Looking around her, though, she’s not seeing the same enthusiasm. Okay, the whitecoats are in mourning. She gets that, and she respects it. But the colonel isn’t saying a word to anyone, Sixsmith is sullen and even McQueen has closed up tighter than a nun’s hope chest.

She finds him in the mid-section, making ammunition. It’s something she does herself, but she has never seen him take an interest. The RIH cartridges and vintage Lapua Magnums that Beacon uses as standard issue seem to suit him well enough, and he hasn’t seemed impressed by her highly technical arguments about long-range stopping power versus short-range accuracy. Now he’s sitting there on the floor with a non-electric press and a Lee Challenger reloader (she is pretty sure it’s hers), cleaning out spent primers with the quiet intensity of a monk flicking through the best bits of his rosary.

“You pick your times,” Foss says, nudging his shoulder with her knee. “What do you think you’re going to be shooting?”

“You never know,” McQueen says. He doesn’t look up from his work.

Foss leans back against the turret rail and watches the landscape roll on by. She feels a strong determination to squeeze a companionable moment out of this. “Remember that time on the way up when we got stuck in the mud and had to hammer the front winch into the fucking asphalt because there was nothing else to tie it to?”

McQueen tamps another primer down, decants powder into the Challenger’s narrow hopper. “What about it?”

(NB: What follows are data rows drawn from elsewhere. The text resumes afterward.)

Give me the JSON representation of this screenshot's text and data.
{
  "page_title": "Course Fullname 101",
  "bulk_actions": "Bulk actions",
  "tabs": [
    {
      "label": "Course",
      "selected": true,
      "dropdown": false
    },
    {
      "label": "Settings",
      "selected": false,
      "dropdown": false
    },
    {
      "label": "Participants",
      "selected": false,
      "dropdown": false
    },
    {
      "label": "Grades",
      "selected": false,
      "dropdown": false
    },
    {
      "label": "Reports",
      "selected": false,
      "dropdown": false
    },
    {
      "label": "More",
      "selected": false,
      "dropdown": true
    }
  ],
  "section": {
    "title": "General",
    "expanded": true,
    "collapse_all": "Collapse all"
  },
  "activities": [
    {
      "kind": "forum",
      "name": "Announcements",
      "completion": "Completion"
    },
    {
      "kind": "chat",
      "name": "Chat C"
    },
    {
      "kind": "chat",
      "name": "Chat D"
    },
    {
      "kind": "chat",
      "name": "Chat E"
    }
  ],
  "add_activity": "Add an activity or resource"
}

“Nothing. I’m just looking forward to never doing it again, that’s all.”

No response.

“What are you looking forward to?” Foss prompts.

He looks up at her now, his eyes cold. “Some peace and quiet,” he says.

Foss can take a hint. “Fine,” she says. “Enjoy.” She leaves him to his home-mades, which frankly are not up to the standard of hers. He is sloppy with the calipers and uneven with the powder.

The crew quarters feel uncomfortably empty, like a jawline with some fresh, raw gaps between the teeth. Khan is lying down, her pale face shiny with sweat. The Robot is soaking a towel at the sink, which he carries across to her. She is clutching her big belly and muttering to herself under her breath. Counting, it sounds like. Foss puts two and two together and gets a total of holy shit!

“You’re kidding me,” she says. “It’s coming? It’s coming now?”

“Soon,” Greaves says, giving Foss a quick, anguished glance. “The contractions are fifteen minutes apart.” Khan says nothing. Her eyes are open and she’s staring at the ceiling. She is deep inside herself somewhere, barely aware of her surroundings.

“Okay,” Foss says. But what the hell does that mean? Should she do something, or just let this run its course? What’s the significance of fifteen minutes apart? How long does that give them?

The last question is the pertinent one. “Khan,” she says, “are you about to drop? Give me an ETA, for the love of Christ.”